Era troppo tardi per scappare quando me ne accorsi,sapevo che era dietro di me,così presi coraggio,
mi girai lentamente,quasi in un movimento da replay.
Quando finii il mio lento girare,mi trovai davanti un albero di quasi tre metri senza rami,con in cima due grosse palle di fuoco, sentivo la sua vita,il suo essere batteva nel mio petto.
Rimanemmo a fissarci per circa dieci minuti,immobili,la neve ci aveva quasi ricoperto il capo,cosi decisi di fare la prima mossa e gli chiedo:
-chi sei...- passarono decine di secondi, ma nessuna risposta...
Cerco di riformulare una domanda più semplice, in quello stesso istante,apri le sue straordinarie ali senza piume e nella mia mente sentii un esile voce che chiedeva aiuto. Ero avvolto tra le sue braccia, se così le vogliamo chiamare,quando l'occhio mio vide aggrovigliato sul suo basso lato sinistro, una trappola per uccelli,
una specie di cappio gli stringeva l'addome da cui ne usciva un liquido grigio ed emanava
un odore che sembrava resina di abete. Mi chinai dolcemente verso di lui,i suoi caldi occhi mi seguivano attentamente e delicatamente lo liberai da quel tormento. Subito fece un balzo indietro di circa un passo e richiuse le ali riprendendo quella strana forma di albero.
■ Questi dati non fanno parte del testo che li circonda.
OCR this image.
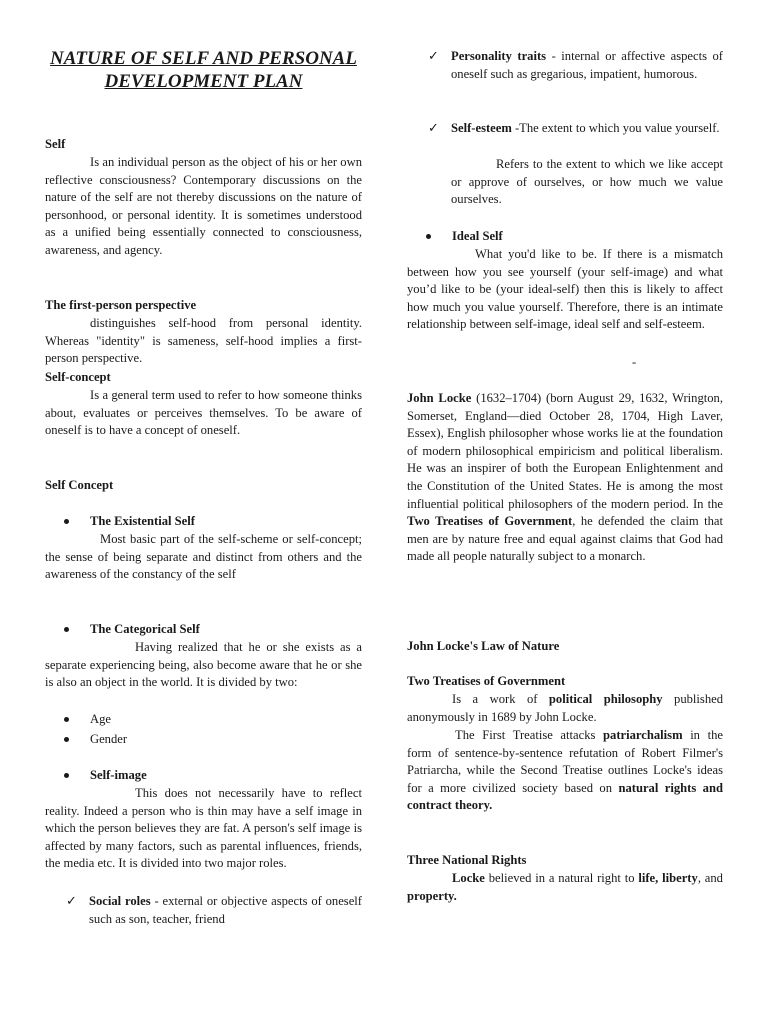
NATURE OF SELF AND PERSONAL DEVELOPMENT PLAN
Self
Is an individual person as the object of his or her own reflective consciousness? Contemporary discussions on the nature of the self are not thereby discussions on the nature of personhood, or personal identity. It is sometimes understood as a unified being essentially connected to consciousness, awareness, and agency.
The first-person perspective
distinguishes self-hood from personal identity. Whereas "identity" is sameness, self-hood implies a first-person perspective.
Self-concept
Is a general term used to refer to how someone thinks about, evaluates or perceives themselves. To be aware of oneself is to have a concept of oneself.
Self Concept
The Existential Self
Most basic part of the self-scheme or self-concept; the sense of being separate and distinct from others and the awareness of the constancy of the self
The Categorical Self
Having realized that he or she exists as a separate experiencing being, also become aware that he or she is also an object in the world. It is divided by two:
Age
Gender
Self-image
This does not necessarily have to reflect reality. Indeed a person who is thin may have a self image in which the person believes they are fat. A person's self image is affected by many factors, such as parental influences, friends, the media etc. It is divided into two major roles.
✓ Social roles - external or objective aspects of oneself such as son, teacher, friend
✓ Personality traits - internal or affective aspects of oneself such as gregarious, impatient, humorous.
✓ Self-esteem -The extent to which you value yourself.
Refers to the extent to which we like accept or approve of ourselves, or how much we value ourselves.
Ideal Self
What you'd like to be. If there is a mismatch between how you see yourself (your self-image) and what you’d like to be (your ideal-self) then this is likely to affect how much you value yourself. Therefore, there is an intimate relationship between self-image, ideal self and self-esteem.
-
John Locke (1632–1704) (born August 29, 1632, Wrington, Somerset, England—died October 28, 1704, High Laver, Essex), English philosopher whose works lie at the foundation of modern philosophical empiricism and political liberalism. He was an inspirer of both the European Enlightenment and the Constitution of the United States. He is among the most influential political philosophers of the modern period. In the Two Treatises of Government, he defended the claim that men are by nature free and equal against claims that God had made all people naturally subject to a monarch.
John Locke's Law of Nature
Two Treatises of Government
Is a work of political philosophy published anonymously in 1689 by John Locke.
The First Treatise attacks patriarchalism in the form of sentence-by-sentence refutation of Robert Filmer's Patriarcha, while the Second Treatise outlines Locke's ideas for a more civilized society based on natural rights and contract theory.
Three National Rights
Locke believed in a natural right to life, liberty, and property.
Gli occhi sempre accesi ed io con la bocca aperta, rimasi così vicino a quell'essere,per non so quanto,poi nella mia mente sentii una frase che ancora oggi non l'ho mai sentita pronunciare con tanta gentilezza,e fu –GRAZIE-,
gli risposi,- non potevo far altro-,in cuor mio volevo sapere chi era.
Ma nel mentre stavo ripetendo quella domanda,ecco che nella mia mente
come se fosse collegata alla sua da una specie di telepatia senza tempo,mi disse:
-io sono figlio di sperimenti del tuo popolo,ti prego non dire niente a nessuno
 altrimenti mi uccidono, è già da molti anni che cercano di scoprire dove io vivo
 e non c'è bisogno che parli,basta che tu pensi ed io ti sento-.
Le uniche parole che uscirono dalla mia mente, furono le ultime pronunciate senza bocca;
 -non ti preoccupare, fidati-.
Da quella notte smisi di parlare ai miei simili, e lui se ne andò via con un colpo d'ali,volando.
In cuor mio sapevo che lui viveva nelle caverne delle tre morre grigie, ai piedi dei secolari faggi.
Tra le montagne della mia terra,nascosto agli occhi di stupidi scienziati che cercano di sostituirsi alla natura.